Tuesday, October 8, 2019


The movie Parnell has a reputation for being a huge misfire for its star, Clark Gable, during his days as the king of the MGM lot. It aired on TCM not too long ago and, not having done a post on it before, I decided to sit down and watch it.

Gable plays Charles Stewart Parnell, an Anglo-Irish politician who served in Parliament in Westminster in the 1880s, this being the era when all of Ireland was still a part of the UK. One of the key issues in Ireland at that time was the question of "home rule", which would have meant something somewhere betweem what Scotland has now and full independence. Parnell is seen in the film's opening raising support for the issue in America, before returning to Ireland and being arrested (at least in the movie; I can't tell whether he was arrested in real life).

There's a general election coming up, and an ambitious politician named William O'Shea (Alan Marshal) gets Parnell to endorse him. It's also here that Parnell meets William's wife Katie (Myrna Loy). She no longer loves her husband, but he's not about to give her a divorce because she's got an elderly aunt "Ben" (Edna May Oliver) and knows that Ben is going to leave a substantial inheritance to Katie that he wants to get his hands on.

The election of 1885 produced a hung parliament, in which William Gladstone's (Montagu Love) party won the most seats but did not have a majority, in no small part because the Irish party that Parnell led won the vast majority of the Irish seats. Parnell used this to try to get Gladstone to get a home rule bill passed. However, it wasn't going to be easy as Parnell had some powerful political enemies.

One was a man named Pigott, who forged some letters ostensibly from Parnell that showed Parnell supporting the murder of a prominent British official in Ireland, something that could have had Parnell facing charges of conspiracy to commit murder himself. He calls for a trial in the Commons and wins. The other enemy turns out to be William O'Shea.

Katie, as mentioned, felt herself in a loveless marriage to William that she could not get out of. She sits in the gallery in the Commons and watches Parnell's great speeches, and when the two meet again a friendship develops that grows into something more than friendship. Now, this is a 1930s MGM movie, so they weren't about to give the whole story, which is that Parnell was the father of three of Katie's children while she was still married. Eventually, William has had enough and tries to blackmail Parnell, who refuses, letting William make the affair public.

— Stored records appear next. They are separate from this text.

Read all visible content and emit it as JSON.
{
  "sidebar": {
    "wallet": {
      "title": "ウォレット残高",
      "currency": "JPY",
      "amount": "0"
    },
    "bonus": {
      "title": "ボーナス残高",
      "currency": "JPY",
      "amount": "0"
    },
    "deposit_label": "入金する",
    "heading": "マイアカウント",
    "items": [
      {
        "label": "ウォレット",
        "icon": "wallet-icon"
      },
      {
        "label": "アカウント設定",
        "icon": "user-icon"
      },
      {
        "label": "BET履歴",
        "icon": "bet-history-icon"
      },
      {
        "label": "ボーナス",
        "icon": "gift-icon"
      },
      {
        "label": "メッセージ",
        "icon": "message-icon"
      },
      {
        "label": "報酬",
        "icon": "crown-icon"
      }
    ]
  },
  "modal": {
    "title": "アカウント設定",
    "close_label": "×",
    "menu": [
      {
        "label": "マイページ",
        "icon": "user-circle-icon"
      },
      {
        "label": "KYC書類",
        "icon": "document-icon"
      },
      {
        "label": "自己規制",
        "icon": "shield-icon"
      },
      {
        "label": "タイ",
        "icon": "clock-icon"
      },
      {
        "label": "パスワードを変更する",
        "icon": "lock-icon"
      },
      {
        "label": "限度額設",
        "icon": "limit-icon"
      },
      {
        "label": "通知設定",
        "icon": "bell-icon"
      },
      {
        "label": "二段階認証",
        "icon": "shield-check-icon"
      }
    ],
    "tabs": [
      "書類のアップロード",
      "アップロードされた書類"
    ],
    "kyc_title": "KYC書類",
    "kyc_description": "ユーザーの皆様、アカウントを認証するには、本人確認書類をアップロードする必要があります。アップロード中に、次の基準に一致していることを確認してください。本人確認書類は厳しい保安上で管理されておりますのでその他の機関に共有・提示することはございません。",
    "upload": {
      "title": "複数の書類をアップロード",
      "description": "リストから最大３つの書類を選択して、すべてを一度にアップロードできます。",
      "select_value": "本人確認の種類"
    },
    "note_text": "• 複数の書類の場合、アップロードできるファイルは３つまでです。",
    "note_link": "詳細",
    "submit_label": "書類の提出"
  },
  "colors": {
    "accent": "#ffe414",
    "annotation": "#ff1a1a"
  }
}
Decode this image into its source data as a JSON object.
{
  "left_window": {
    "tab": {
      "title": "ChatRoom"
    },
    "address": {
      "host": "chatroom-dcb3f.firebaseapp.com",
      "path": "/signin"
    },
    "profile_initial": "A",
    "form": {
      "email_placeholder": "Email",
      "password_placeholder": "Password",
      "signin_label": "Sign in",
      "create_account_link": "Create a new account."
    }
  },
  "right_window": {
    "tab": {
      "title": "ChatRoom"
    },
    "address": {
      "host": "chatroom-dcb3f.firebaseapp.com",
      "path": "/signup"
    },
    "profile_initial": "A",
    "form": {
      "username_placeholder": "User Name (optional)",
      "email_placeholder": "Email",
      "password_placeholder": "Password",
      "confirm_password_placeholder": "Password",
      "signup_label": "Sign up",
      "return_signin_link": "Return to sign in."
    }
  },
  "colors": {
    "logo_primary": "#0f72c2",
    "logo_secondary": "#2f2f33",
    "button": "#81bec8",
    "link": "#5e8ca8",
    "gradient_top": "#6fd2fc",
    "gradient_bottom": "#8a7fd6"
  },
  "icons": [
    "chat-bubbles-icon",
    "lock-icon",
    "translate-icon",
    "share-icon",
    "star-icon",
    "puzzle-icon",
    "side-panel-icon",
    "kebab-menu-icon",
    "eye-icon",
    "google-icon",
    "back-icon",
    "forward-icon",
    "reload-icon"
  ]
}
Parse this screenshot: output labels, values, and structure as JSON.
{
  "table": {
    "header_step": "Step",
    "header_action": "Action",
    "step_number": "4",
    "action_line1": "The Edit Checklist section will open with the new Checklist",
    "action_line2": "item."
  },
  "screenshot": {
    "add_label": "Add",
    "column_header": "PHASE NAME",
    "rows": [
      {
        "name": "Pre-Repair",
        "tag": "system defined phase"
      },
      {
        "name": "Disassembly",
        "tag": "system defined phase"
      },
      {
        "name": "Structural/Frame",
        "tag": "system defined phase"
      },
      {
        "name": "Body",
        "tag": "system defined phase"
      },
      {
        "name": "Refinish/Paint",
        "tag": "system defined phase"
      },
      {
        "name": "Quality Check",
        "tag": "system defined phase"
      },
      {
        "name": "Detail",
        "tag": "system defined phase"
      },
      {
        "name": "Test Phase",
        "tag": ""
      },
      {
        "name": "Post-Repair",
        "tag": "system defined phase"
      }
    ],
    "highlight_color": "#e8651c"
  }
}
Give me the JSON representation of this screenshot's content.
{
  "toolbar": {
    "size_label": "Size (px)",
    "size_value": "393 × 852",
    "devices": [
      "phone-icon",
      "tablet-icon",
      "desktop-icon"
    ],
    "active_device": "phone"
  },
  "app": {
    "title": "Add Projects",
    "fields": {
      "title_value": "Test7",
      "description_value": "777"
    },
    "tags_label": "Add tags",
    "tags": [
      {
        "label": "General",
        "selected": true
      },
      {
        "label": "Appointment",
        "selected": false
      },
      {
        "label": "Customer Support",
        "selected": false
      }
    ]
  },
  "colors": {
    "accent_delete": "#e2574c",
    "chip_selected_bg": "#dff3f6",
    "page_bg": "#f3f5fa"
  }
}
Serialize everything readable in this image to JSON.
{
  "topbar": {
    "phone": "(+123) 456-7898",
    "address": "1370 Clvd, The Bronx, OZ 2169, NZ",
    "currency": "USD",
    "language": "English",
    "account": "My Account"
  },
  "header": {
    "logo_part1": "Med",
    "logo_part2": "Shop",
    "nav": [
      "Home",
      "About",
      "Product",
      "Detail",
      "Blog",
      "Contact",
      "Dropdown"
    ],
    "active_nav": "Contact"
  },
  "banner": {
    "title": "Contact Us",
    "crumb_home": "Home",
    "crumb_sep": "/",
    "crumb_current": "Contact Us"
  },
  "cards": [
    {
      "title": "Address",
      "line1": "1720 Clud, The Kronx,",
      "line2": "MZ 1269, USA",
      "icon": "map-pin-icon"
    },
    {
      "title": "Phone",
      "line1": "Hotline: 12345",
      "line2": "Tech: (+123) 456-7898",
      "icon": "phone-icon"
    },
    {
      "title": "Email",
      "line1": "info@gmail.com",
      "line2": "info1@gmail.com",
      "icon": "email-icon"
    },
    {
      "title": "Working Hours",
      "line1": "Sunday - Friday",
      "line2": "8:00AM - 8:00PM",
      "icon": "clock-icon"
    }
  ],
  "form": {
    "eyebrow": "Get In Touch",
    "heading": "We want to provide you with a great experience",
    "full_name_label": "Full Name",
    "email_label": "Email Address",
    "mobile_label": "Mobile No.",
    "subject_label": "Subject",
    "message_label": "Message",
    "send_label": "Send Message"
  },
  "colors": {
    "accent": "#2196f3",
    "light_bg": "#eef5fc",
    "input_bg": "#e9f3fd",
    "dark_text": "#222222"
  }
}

As I said at the beginning, Parnell was Gable's biggest flop during his 1930s stardom at MGM. To be honest, though, it wasn't nearly as bad as I would have thought. It's certainly not without its flaws, notably that it's way too talky and Gable was probably not the right actor to be playing Parnell. He really should have been playing somebody more radical. The love affair isn't much of a love affair, and the Irish scenes are your typical Hollywood doe-eyed view of Ireland.

Still, if you don't know much about the drive for "home rule", which I didn't, a movie like Parnell isn't a bad place to start before looking for the real history. It's available on DVD courtesy of the Warner Archive should you wish to watch it for yourself.